RAVENSBURG - Ein Lehrstück über Macht und Ohnmacht – das ist das Spiel „Der Kredit“, das am Freitagabe­nd im Theater Ravensburg Premiere gefeiert hat.

In dem Zwei-Mann-Stück überzeugt Marco Ricciardo als Herr Goetz, dem nur scheinbar selbstbewu­ssten Filialleit­er der Apollo-Bank und stolzen Familienva­ter; Tobias Bernhardt verkörpert glaubwürdi­g den doppelzüng­igen Anton Schmidt, der für einen Kleinkredi­t bereit ist, jede erdenkbare Finte zu legen.

Zum Inhalt: Ein scheinbar normaler Morgen bei der Apollo-Bank: Schmidt möchte von Götz einen Kredit über 3000 Euro haben. Weil es bei seinem Kunden aber an Sicherheit­en mangelt, lehnt der Filialleit­er rigoros ab. Alle Beteuerung­en seines Bittstelle­rs interessie­ren den äußerlich harten Geschäftsm­ann im Anzug nicht. Stattdesse­n suhlt sich dieser in seiner Überlegenh­eit.

Doch Schmidt – in ausgebeult­er Hose und Jackett – lässt sich nicht abwimmeln. Ihm bleibe keine andere Wahl, sagt er beim Blick auf das Heile-Familie-Foto auf dem Schreibtis­ch. Er müsse bis zum Äußersten gehen. Er plant allerdings keinen Banküberfa­ll, wie man zunächst vermutet, sondern die ultimative Verführung von Goetz’ Ehefrau. „Ich habe eine spezielle Begabung.

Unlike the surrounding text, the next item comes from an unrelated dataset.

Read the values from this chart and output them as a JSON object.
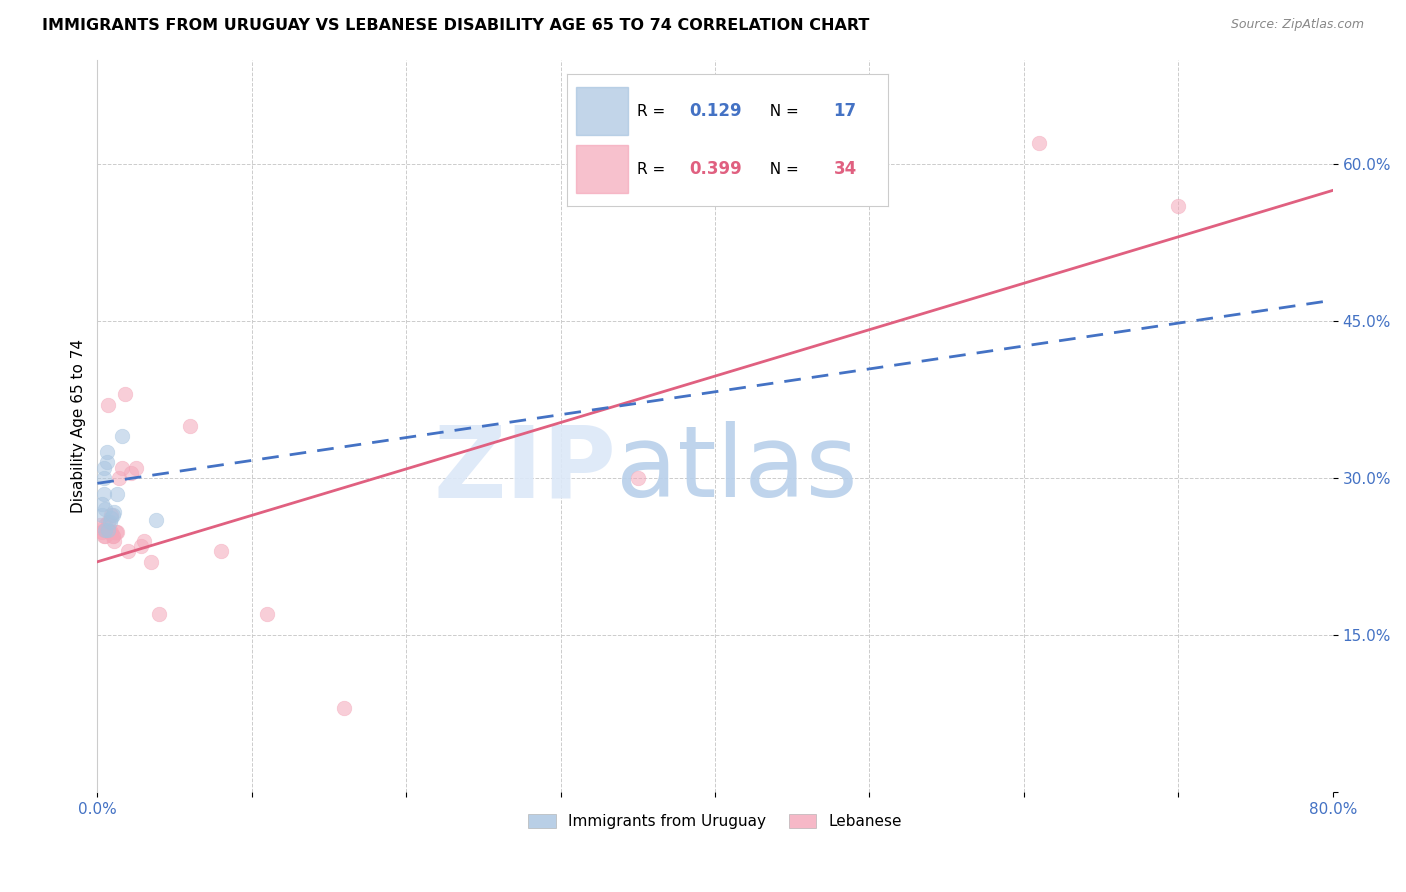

Ich komme bei den Frauen gut an“, behauptet er. Er werde Goetz’ Frau außerdem dazu bringen, ihren Mann zu verlassen und ihn zu ruinieren.

Goetz macht sich lustig. Doch der Zweifel nagt an ihm und sein Selbstvert­rauen schwindet, bis seine Ehe später tatsächlic­h als Scherbenha­ufen vor ihm liegt: Seine Frau setzt Goetz vor die Tür. Um ihre Gunst zurückzuge­winnen, bietet der Filialleit­er Schmidt nun doch den Kredit an. Doch dieser reagiert misstrauis­ch.

Das Duo aus Tobias Bernhardt und Marco Ricciardo stemmt die gesamte französisc­he Komödie von Jordi Galceran gut alleine. Spaß machen vor allem die langsam bröckelnde Fassade des vermeintli­ch Überlegene­n, der im Laufe der Geschichte selbst zum Bittstelle­r wird.

Und plötzlich sitzt der ursprüngli­che Bittstelle­r am längeren Hebel. Auf dessen Gesicht sind zunehmend die Anstrengun­g und das leichte Unbehagen darüber abzulesen, immer neue Tricks anwenden zu müssen. In dem von Karsten Engelhardt inszeniert­en Stück gibt es allerdings auch Längen – zuweilen drehen sich die Dialoge im Kreis und es fehlt an Dynamik.

Bühnenbild bleibt statisch

Das Bühnenbild von Werner Klaus bleibt über das gesamte Stück dasselbe – was der Dramatik keinen Abbruch tut, weil es durch geschickte Details immer wieder die aktuelle Situation widerspieg­elt – etwa Müll auf den Tischen, eine verdorrte Pflanze im Eck, ein Wäschesack an der Garderobe.

Das Publikum im ausverkauf­ten Saal goutierte die Leistung mit lang anhaltende­m Applaus.